The day of the incident, Horton said he went to Big Lots earlier before the shooting to speak with his ex-girlfriend. Previously, she said he had come at her in his vehicle in the parking lot. Horton said that didn’t happen, and that he had brought her breakfast.

That morning, Horton said he had a severe headache that felt as if he had been hit in the head with a baseball bat. He said he took medication for it and went to sleep, only to wake up later when the sheriff’s office arrived at his home to apprehend him for the shooting incident. He remembered telling detectives he was at home asleep when the shooting occurred, and he didn’t believe it until he saw the video footage.

Horton testified that he had no recollection of the shooting nor his communications with his ex-girlfriend after their first encounter at Big Lots.

He also said his ex-girlfriend was lying during her testimony in which she spoke about Horton being abusive.

Martin scrutinized Horton’s statement and noted he appeared to know well enough to leave the store after entering before the police arrived. At Martin’s questioning, Horton agreed that the act was awful and that he should be held accountable, but also said he wasn’t in his right mind when it occurred.

Charanza also called upon Angelina County Sheriff’s Office Sgt. Crystal Tovar and Burke mental health crisis assessor Paul Taylor to speak about his initial mental health assessment from when he was first booked in the jail. Stovall said a member of Horton’s family called the jail concerned, and Taylor said Horton appeared somewhat confused at the jail, unsure why he was arrested, but calm and courteous otherwise.

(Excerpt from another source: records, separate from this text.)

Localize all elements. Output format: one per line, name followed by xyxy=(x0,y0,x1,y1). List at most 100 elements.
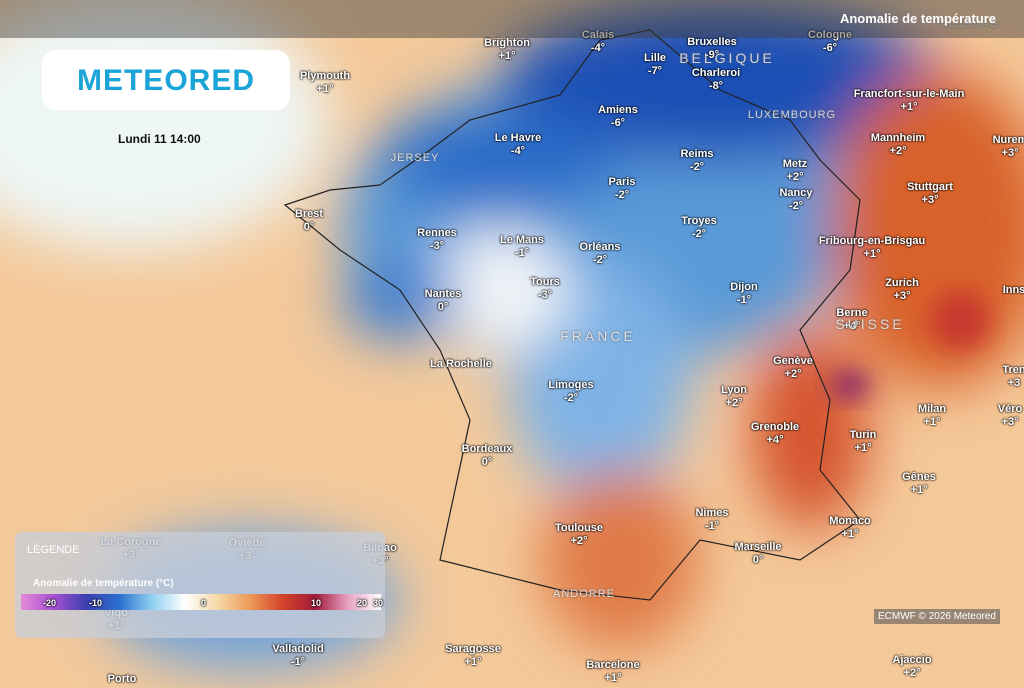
city-name: Bruxelles xyxy=(687,36,737,48)
city-value: -2° xyxy=(788,200,804,212)
city-name: Calais xyxy=(581,29,615,41)
city-value: -2° xyxy=(614,189,630,201)
city-name: Plymouth xyxy=(299,70,351,82)
city-name: Cologne xyxy=(808,29,852,41)
city-value: +3° xyxy=(921,194,939,206)
city-name: Le Mans xyxy=(499,234,545,246)
city-value: +2° xyxy=(889,145,907,157)
legend-tick: 20 xyxy=(357,598,368,608)
legend-tick: -10 xyxy=(89,598,103,608)
city-name: Zurich xyxy=(885,277,919,289)
legend-tick: 0 xyxy=(201,598,207,608)
country-label: BELGIQUE xyxy=(679,50,775,66)
city-name: Turin xyxy=(849,429,877,441)
city-value: +3° xyxy=(1001,416,1019,428)
city-value: -2° xyxy=(689,161,705,173)
city-value: +1° xyxy=(498,50,516,62)
city-value: +1° xyxy=(923,416,941,428)
header-title: Anomalie de température xyxy=(839,11,996,26)
city-value: -4° xyxy=(590,42,606,54)
city-value: +4° xyxy=(843,320,861,332)
city-name: Limoges xyxy=(548,379,594,391)
city-name: Lyon xyxy=(721,384,747,396)
city-value: -4° xyxy=(510,145,526,157)
city-value: +2° xyxy=(784,368,802,380)
city-name: Reims xyxy=(680,148,714,160)
city-name: Inns xyxy=(1002,284,1024,296)
city-value: +3° xyxy=(893,290,911,302)
city-value: +3° xyxy=(1001,147,1019,159)
color-scale xyxy=(21,594,381,610)
city-value: -2° xyxy=(563,392,579,404)
country-label: ANDORRE xyxy=(552,588,616,600)
city-name: Marseille xyxy=(734,541,782,553)
city-name: Valladolid xyxy=(272,643,324,655)
city-name: Barcelone xyxy=(586,659,640,671)
city-value: +1° xyxy=(910,484,928,496)
legend-title: LÉGENDE xyxy=(27,544,80,556)
city-name: Véro xyxy=(997,403,1023,415)
city-name: Rennes xyxy=(417,227,457,239)
credit: ECMWF © 2026 Meteored xyxy=(874,609,1000,624)
city-name: Stuttgart xyxy=(907,181,953,193)
city-value: +3 xyxy=(1007,377,1021,389)
city-name: Saragosse xyxy=(445,643,501,655)
city-name: Gênes xyxy=(902,471,936,483)
city-name: Dijon xyxy=(730,281,758,293)
city-value: 0° xyxy=(437,301,449,313)
city-name: Fribourg-en-Brisgau xyxy=(818,235,926,247)
city-name: Toulouse xyxy=(554,522,604,534)
top-bar: Anomalie de température xyxy=(0,0,1024,38)
city-name: Monaco xyxy=(829,515,871,527)
city-value: +1° xyxy=(841,528,859,540)
city-name: Orléans xyxy=(579,241,621,253)
city-value: +1° xyxy=(863,248,881,260)
city-name: Brighton xyxy=(484,37,530,49)
city-name: Francfort-sur-le-Main xyxy=(853,88,965,100)
city-value: +2° xyxy=(786,171,804,183)
city-value: +4° xyxy=(766,434,784,446)
city-value: -3° xyxy=(429,240,445,252)
city-value: -9° xyxy=(704,49,720,61)
country-label: FRANCE xyxy=(560,328,636,344)
city-value: -1° xyxy=(514,247,530,259)
city-name: Genève xyxy=(773,355,813,367)
city-name: Grenoble xyxy=(750,421,800,433)
city-value: +1° xyxy=(900,101,918,113)
city-value: -1° xyxy=(736,294,752,306)
legend-subtitle: Anomalie de température (°C) xyxy=(33,578,174,589)
logo-text: METEORED xyxy=(76,64,255,97)
city-value: -2° xyxy=(592,254,608,266)
city-value: +2° xyxy=(903,667,921,679)
city-value: -1° xyxy=(704,520,720,532)
legend-tick: -20 xyxy=(43,598,57,608)
city-name: Paris xyxy=(608,176,636,188)
city-name: Porto xyxy=(107,673,137,685)
city-name: Mannheim xyxy=(870,132,926,144)
city-name: Milan xyxy=(917,403,947,415)
city-value: 0° xyxy=(752,554,764,566)
city-name: Bordeaux xyxy=(461,443,513,455)
legend[interactable]: LÉGENDE Anomalie de température (°C) -20… xyxy=(15,532,385,638)
city-value: +2° xyxy=(725,397,743,409)
legend-tick: 30 xyxy=(373,598,384,608)
city-name: Nimes xyxy=(695,507,729,519)
city-name: Tours xyxy=(530,276,560,288)
date: Lundi 11 14:00 xyxy=(118,132,201,146)
country-label: JERSEY xyxy=(390,152,440,164)
legend-tick: 10 xyxy=(311,598,322,608)
city-value: 0° xyxy=(481,456,493,468)
logo[interactable]: METEORED xyxy=(42,50,290,110)
city-value: -6° xyxy=(610,117,626,129)
city-name: Amiens xyxy=(598,104,638,116)
city-name: Troyes xyxy=(681,215,717,227)
city-name: Ajaccio xyxy=(892,654,932,666)
city-value: -6° xyxy=(822,42,838,54)
city-value: -2° xyxy=(691,228,707,240)
city-name: Lille xyxy=(643,52,667,64)
city-name: La Rochelle xyxy=(430,358,492,370)
city-name: Nurem xyxy=(992,134,1024,146)
city-name: Charleroi xyxy=(691,67,741,79)
city-value: -1° xyxy=(290,656,306,668)
city-name: Berne xyxy=(836,307,868,319)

Horton’s sister, mother, father and step-mother also testified and spoke about his past issues with mental health. All said they were aware that Horton was diagnosed with depression and mentioned episodes in which he would withdraw from contacting his family, sometimes for weeks at a time. His father said he was moody during 2019 and had stopped working around 2018. Prior to that, Horton’s step-mother said he had such episodes of withdrawal beginning in 2010. Horton’s mother also said he would have memory issues as far back as when he was a child.

Before Charanza began his case, Martin had the jail calls Horton made to his ex-girlfriend played for the court. In them, Horton tried to convince her to clear his name and accused her of making up accusations about him. During the call, Horton said he wasn’t at Big Lots to shoot anyone despite telling investigators he didn’t remember being at the store.

Despite the shooting incident and the rough nature of their relationship, Horton’s ex-girlfriend said she wished him the best in the jail calls due to his mental health issues.

The defense rested its arguments following Horton’s mother’s testimony.